6. Review on 05/12/2022 of a handwritten Arrival Log of patients presenting to the hospital in 2021 revealed Patient #1 presented to the Admission Unit with a guardian on 05/17/2021. Review of a typed note revealed a name and approximate time seen and the last name of a physician was handwritten at the top. Review revealed the physician was called to the admission office to see a patient who presented with family/ guardian. Review revealed the physician observed the patient and spoke with the guardian. Review revealed the guardian was informed the patient did not meet criteria for admission. Review of the documents did not reveal a medical record number or a complete medical record for Patient #1.

7. Review of 05/12/2022 of handwritten and typed documents revealed Patient #3 arrived to the Admission Unit on 08/18/2021 at 1900. Document review revealed the physician was called to the admission unit and spoke with/evaluated the patient. Review revealed the physician informed the patient she did not meet criteria for admission. Review did not reveal a medical record number or a complete medical record was available for Patient #3.

Interview on 05/10/2022 at 1221 with the ACMO revealed that the psychiatry providers dictated an evaluation note for every patient who presented to the admission/intake area. Follow-up interview on 05/11/2022 at 0958 revealed that some walk-in patients did not have a medical record created due to system errors, but when that occurred the provider typed a note and sent a copy to the ACMO through the hospital's secured messenger system.

Interview on 05/10/2022 at 1234 with RN #3 revealed the patients who met criteria for admission had a medical record created for the psychiatrist to document their evaluation in. Interview revealed that patients who did not meet criteria for admission were given back their belongings, changed back into their clothes and provided with resources and instructions for follow-up care.
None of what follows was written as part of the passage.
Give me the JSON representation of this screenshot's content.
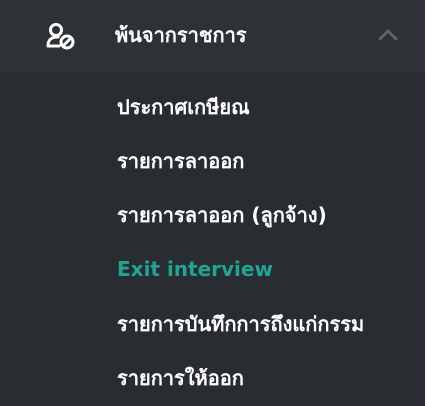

Interview revealed a medical record number was not created for every patient who presented to the admissions/intake unit.

Interview on 05/11/2022 at 0956 with MD #1 revealed a MRN (medical record number) was not always created for walk-in patients because there was not always enough information provided to do so.
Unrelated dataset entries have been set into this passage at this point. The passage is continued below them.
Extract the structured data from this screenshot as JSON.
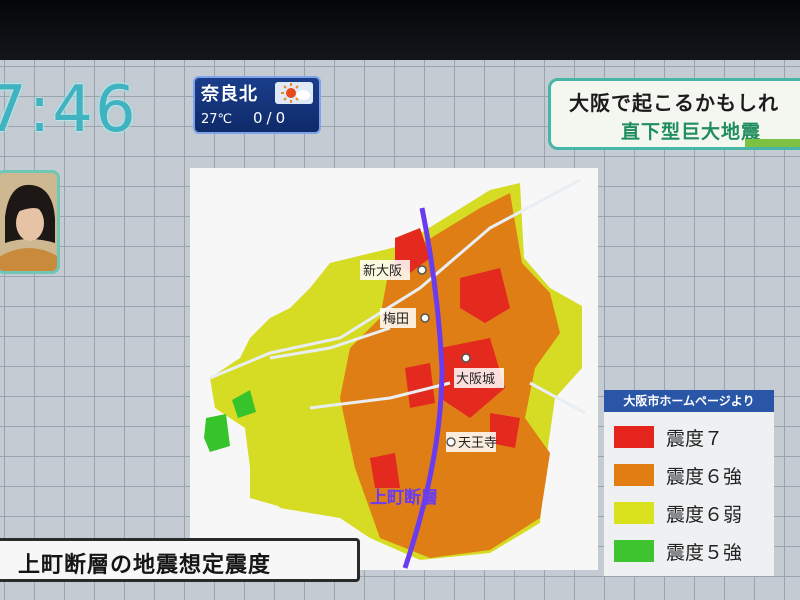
{
  "clock": {
    "time": "7:46"
  },
  "weather": {
    "city": "奈良北",
    "temperature": "27℃",
    "precipitation": "0/0",
    "icon": "sun-icon"
  },
  "headline": {
    "line1": "大阪で起こるかもしれ",
    "line2": "直下型巨大地震"
  },
  "map": {
    "places": [
      "新大阪",
      "梅田",
      "大阪城",
      "天王寺"
    ],
    "fault_label": "上町断層"
  },
  "legend": {
    "source": "大阪市ホームページより",
    "items": [
      {
        "label": "震度７",
        "color": "#e6241e"
      },
      {
        "label": "震度６強",
        "color": "#e27d12"
      },
      {
        "label": "震度６弱",
        "color": "#d9e21c"
      },
      {
        "label": "震度５強",
        "color": "#3ec42e"
      }
    ]
  },
  "caption": {
    "text": "上町断層の地震想定震度"
  },
  "colors": {
    "accent": "#3fb3c0",
    "fault_line": "#6a3cf0",
    "weather_bg": "#1a3e8c"
  }
}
Interview on 05/11/2022 at 1105 with the HIM (Health Information Management) Director revealed that patients who came in for an evaluation, but were not admitted were not always given a MRN. Interview revealed the hospital's current system required a patient's full name, date of birth, preliminary diagnosis, county of residence, MCO name and number and several other pieces of data that walk-in patients were often unable to provide at the time of presentation. Interview revealed the hospital's current system was not user friendly and required a lot of information in order to create a MRN.

Interview on 05/12/2022 at 1157 with the CEO and CMO revealed that with COVID, "they were seeing some patients outside. The CMO stated, "They did all the essentials, but sometimes they weren't able to get all of their information. The CEO stated, "We are working on a better process." Interview revealed the hospital's process for creating MRN's on walk-in patients needed to be improved.